4.7.3.1.3. Examples¶

The examples below include a visual representation of a blink pattern. Each of the + symbols represents the LED turning on, and the pattern is drawn to scale in time (each character represents 250msec).

Error code	Sequence of base 4 digits	k sequence	two repetitions of blink pattern
1	[1]	[2]	`+ + + +`
2	[2]	[3]	`+ + + + + +`
3	[3]	[4]	`+ + + + + + + +`
4	[0, 1]	[1, 2]	`+ + + + + +`
7	[3, 1]	[4, 2]	`+ + + + + + + + + + + +`
13	[1, 3]	[2, 4]	`+ + + + + + + + + + + +`
35	[3, 0, 2]	[4, 1, 3]	`+ + + + + + + + + + + + + + + +`
100	[0, 1, 2, 1]	[1, 2, 3, 2]	`+ + + + + + + + + + + + + + + +`

4.7.4. Timing and Fault-Clearing Issues in UI Indicators¶

There are two associated issues that are indirectly related to error-code reporting:

timing of UI indicators (how delays are implemented)
fault-clearing issues (what has to happen in order for the system to return to normal operation)

The MCAF uses chosen the following strategy, based on recoverability:

Table 4.7 Error recoverability¶
recoverability	timing	fault-clearing
Recoverable: faults expected to be caused by a momentary condition: overcurrent, overspeed, overvoltage, etc.	We rely on the system state machine running at a periodic rate as a timebase for UI delays.	User intervention required: press the start/stop input button.
Nonrecoverable: something really bad has happened, such as an oscillator failure, stack overflow, or watchdog timeout.	We cannot necessarily rely on the system state machine operating properly, and instead go into a “paranoid” mode (see below); busy-waiting for a fixed number of CPU cycles is used for timing.	User intervention via a manual reset is required.

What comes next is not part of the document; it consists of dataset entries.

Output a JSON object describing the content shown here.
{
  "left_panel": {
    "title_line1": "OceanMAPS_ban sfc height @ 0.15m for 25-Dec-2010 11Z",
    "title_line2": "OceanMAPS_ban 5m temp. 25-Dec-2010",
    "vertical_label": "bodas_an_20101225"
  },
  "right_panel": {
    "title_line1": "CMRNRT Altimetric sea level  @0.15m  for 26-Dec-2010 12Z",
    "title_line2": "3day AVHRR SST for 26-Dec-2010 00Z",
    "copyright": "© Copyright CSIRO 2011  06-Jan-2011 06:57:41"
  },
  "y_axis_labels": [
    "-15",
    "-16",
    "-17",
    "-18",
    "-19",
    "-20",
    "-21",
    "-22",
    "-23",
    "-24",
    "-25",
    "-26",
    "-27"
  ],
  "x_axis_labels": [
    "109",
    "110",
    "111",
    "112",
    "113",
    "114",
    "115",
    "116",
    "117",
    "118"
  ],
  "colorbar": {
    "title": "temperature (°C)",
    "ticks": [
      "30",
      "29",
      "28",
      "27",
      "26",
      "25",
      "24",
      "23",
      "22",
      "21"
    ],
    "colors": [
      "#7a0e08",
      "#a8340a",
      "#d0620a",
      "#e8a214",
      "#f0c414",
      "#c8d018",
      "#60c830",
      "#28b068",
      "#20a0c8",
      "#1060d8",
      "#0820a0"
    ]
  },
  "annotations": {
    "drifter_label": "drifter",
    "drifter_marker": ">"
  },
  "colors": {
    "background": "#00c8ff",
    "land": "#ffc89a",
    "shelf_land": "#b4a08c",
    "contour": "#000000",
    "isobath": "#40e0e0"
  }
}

Upon nonrecoverable faults (“paranoid mode”), the following actions occur:

Disable all interrupts
Put PWM outputs at a safe state
Report error code via LEDs, relying on busy-waiting to create time delays for UI

4.7.5. Implementation¶

4.7.5.1. External interface errata¶

LED patterns are not displayed when in the TEST_DISABLE or TEST_ENABLE states. (DB_MC-1922; Applicability: MCAF R1 – R9.)
Timing of emulated button press for MCHV-2 and MCHV-3 are not guaranteed; if there are long-running tasks within the main loop, this can delay the time needed to detect an extended button press. (DB_MC-1920; Applicability: MCAF R2 – R5; fixed in MCAF R6.)

4.7.5.2. Modules¶

Module	Files	Description	Comments
`error_codes`	`error_codes.h`	List of all error codes	The Appendix contains an annotated list of error codes
`ui`	`ui.c` `ui.h` `ui_types.h`	User interface